Danielle Bitterman (Mass General Brigham)

Date and Time

November 4, 2024
11:30AM - 12:30PM EST

Location

SEC 3.301/302/303

Evaluating the quality and risks of language models for healthcare

There is immense enthusiasm about the potential of large language models to support clinical and administrative workflows in healthcare. In fact, large language models are currently being piloted for several applications in healthcare systems today, including for patient portal messaging and ambient documentation. However, a barrier to effective and safe clinical translation is the lack of standardized approaches to evaluate and monitor the knowledge quality, reasoning ability, and risks of these models. In this lecture, I will discuss current limitations of language model knowledge representation in the context of high-impact clinical applications. I will present our research into measuring language model risks, including bias and logical reasoning errors, in ways that are systematic, generalizable, and clinically-relevant. The intersection of these risks with human factors such as over-reliance and automation bias when implemented in a decision-support capacity will be discussed.
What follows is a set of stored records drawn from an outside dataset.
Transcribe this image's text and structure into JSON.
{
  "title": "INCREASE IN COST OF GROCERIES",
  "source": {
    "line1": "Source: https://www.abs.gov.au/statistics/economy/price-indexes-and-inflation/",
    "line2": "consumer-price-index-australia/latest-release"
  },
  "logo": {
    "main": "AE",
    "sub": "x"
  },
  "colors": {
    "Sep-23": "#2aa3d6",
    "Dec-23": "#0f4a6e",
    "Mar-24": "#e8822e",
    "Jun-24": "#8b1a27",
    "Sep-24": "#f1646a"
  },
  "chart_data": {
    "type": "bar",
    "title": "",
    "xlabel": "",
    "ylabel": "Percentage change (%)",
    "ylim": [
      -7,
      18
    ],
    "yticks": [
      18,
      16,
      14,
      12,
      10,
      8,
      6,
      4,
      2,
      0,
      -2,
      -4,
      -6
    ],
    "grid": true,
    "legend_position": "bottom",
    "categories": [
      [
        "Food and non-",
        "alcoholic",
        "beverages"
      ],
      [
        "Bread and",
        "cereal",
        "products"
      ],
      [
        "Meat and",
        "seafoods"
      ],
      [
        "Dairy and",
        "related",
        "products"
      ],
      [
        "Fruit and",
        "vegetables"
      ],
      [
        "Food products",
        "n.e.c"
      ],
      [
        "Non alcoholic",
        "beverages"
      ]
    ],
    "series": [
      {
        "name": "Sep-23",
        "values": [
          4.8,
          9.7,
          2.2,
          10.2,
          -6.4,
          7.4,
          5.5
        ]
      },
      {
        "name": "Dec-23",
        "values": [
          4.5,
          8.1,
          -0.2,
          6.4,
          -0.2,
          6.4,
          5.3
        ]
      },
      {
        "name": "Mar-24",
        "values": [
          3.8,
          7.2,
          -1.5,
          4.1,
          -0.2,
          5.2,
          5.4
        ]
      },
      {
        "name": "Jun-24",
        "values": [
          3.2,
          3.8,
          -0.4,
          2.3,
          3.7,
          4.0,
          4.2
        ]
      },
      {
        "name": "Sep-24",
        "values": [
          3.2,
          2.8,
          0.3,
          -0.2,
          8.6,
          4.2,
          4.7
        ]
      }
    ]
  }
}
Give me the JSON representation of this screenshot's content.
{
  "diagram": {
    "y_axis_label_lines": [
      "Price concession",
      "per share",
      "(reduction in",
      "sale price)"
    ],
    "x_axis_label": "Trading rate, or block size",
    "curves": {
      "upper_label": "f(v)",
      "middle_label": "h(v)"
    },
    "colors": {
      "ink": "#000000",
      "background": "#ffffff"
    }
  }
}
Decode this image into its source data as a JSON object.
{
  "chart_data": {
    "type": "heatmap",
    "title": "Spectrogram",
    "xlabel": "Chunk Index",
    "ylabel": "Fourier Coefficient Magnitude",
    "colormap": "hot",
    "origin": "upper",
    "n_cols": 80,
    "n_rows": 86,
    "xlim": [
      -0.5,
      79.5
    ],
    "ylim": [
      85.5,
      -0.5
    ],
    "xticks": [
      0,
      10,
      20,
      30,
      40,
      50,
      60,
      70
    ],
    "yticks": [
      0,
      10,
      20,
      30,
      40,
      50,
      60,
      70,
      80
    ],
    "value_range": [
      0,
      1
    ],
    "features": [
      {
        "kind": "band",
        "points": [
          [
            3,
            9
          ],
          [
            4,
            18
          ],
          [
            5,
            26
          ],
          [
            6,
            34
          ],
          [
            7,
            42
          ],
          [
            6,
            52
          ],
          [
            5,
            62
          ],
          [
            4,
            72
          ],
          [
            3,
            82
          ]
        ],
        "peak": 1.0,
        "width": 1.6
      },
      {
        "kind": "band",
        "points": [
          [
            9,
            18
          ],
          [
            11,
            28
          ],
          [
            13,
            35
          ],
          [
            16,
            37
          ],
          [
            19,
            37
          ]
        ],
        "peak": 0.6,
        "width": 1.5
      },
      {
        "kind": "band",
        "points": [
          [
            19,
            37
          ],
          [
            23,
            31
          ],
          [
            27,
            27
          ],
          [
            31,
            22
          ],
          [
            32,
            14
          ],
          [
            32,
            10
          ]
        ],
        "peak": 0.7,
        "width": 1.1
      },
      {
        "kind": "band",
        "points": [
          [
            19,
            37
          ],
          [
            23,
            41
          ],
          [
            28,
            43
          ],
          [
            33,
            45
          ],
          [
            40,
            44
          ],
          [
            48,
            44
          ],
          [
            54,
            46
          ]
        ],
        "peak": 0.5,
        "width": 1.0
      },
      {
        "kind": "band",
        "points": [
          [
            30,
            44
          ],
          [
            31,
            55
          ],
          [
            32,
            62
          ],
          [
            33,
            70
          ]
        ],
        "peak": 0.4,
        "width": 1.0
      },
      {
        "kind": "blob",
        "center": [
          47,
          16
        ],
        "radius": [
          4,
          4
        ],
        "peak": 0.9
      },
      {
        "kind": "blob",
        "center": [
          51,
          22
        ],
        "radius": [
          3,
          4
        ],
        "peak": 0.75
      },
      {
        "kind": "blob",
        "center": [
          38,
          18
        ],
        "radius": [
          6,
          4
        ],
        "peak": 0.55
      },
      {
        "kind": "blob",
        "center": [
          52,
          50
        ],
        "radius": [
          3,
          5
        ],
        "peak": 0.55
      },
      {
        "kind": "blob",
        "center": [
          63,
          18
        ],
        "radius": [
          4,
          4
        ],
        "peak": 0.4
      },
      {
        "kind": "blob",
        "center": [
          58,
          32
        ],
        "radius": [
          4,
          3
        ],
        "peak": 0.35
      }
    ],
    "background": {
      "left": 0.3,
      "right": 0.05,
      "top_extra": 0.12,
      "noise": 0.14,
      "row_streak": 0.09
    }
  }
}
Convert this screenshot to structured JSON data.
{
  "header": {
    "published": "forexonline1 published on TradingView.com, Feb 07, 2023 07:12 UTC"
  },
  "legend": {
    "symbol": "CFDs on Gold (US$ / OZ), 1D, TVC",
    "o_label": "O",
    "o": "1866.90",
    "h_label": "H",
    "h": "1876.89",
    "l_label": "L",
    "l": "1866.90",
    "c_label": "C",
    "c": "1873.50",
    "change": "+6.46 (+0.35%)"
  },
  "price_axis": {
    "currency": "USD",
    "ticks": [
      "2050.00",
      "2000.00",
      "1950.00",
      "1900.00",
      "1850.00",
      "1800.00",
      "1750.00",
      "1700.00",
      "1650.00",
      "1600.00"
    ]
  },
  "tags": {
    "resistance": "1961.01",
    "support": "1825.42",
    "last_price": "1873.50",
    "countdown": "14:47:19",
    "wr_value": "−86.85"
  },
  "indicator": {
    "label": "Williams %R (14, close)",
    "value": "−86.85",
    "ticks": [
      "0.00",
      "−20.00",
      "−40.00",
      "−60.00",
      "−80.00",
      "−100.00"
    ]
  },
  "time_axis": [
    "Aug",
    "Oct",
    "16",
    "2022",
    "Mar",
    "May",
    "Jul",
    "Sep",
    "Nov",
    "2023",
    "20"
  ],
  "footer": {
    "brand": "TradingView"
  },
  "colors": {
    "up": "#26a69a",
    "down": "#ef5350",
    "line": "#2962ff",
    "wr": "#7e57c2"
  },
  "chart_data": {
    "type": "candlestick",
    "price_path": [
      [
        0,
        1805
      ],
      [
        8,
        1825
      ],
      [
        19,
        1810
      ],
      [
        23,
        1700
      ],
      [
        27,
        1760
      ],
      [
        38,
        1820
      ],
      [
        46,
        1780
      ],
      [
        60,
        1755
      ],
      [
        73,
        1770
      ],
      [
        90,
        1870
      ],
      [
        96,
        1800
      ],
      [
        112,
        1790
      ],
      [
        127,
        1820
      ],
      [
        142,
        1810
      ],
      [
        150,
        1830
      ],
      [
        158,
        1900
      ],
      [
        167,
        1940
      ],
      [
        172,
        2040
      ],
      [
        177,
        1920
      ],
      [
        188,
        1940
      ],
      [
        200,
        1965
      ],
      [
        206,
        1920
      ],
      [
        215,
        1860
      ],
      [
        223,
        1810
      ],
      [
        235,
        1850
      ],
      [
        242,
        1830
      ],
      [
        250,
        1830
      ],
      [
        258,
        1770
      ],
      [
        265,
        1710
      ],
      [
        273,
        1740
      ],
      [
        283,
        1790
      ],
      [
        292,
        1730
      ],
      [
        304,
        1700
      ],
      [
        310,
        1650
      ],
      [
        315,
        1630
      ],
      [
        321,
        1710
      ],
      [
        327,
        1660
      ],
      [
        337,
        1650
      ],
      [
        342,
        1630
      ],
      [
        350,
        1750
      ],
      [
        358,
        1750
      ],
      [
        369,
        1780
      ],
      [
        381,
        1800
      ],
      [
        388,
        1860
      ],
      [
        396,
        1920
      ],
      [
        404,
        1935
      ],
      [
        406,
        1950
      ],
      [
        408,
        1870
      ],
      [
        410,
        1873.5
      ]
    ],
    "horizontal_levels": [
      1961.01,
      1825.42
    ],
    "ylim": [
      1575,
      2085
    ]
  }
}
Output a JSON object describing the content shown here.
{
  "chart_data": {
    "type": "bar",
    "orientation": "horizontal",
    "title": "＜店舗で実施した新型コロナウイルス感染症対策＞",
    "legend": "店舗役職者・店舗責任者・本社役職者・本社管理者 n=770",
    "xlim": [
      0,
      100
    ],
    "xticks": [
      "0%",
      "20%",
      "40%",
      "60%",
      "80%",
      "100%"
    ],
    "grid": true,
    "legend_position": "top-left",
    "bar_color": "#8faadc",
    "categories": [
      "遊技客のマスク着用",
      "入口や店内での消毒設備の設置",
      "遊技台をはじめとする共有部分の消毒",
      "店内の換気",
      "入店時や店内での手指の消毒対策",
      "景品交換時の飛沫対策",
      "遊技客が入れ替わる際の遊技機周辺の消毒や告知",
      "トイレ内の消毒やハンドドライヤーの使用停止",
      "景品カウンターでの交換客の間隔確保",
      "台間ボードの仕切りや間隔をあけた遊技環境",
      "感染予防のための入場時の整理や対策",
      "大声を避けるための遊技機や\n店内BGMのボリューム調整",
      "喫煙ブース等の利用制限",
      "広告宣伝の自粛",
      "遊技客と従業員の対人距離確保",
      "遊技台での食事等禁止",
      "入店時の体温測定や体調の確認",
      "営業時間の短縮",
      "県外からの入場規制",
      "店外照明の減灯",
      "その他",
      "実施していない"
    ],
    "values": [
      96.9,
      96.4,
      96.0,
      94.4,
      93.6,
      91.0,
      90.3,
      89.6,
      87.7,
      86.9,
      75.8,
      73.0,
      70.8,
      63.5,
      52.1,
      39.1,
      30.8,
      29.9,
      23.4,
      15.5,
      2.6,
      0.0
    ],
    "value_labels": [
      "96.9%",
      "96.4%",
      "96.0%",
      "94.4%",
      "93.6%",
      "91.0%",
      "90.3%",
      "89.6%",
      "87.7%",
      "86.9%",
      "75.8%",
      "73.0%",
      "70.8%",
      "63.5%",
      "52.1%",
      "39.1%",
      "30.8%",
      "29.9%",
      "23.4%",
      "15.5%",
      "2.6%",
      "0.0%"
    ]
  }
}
Dr. Danielle Bitterman is an Assistant Professor at Harvard Medical School, whose research is dedicated to developing and implementing AI advances for safe, equitable cancer care. She is a physician-scientist in the Artificial Intelligence in Medicine Program at Mass General Brigham, and a radiation oncologist in the Department of Radiation Oncology at Brigham and Women’s Hospital/Dana-Farber Cancer Dr. Bitterman’s lab uses natural language processing to transform the medical records into systems that actively data-driven care of patients with cancer. Her interests include language model medical knowledge grounding and bias assessments, automated information extraction from the electronic health records, and translational studies of AI in the clinic. Dr. Bitterman received her undergraduate degree at Columbia University, and attended medical school at New York University School of Medicine. She completed an internship in internal medicine at the Brigham and Women's Hospital, and her residency at the Harvard Radiation Oncology Program. She completed her post-doctoral fellowship in natural language processing at the Computational Health Informatics Program at Boston Children’s Hospital.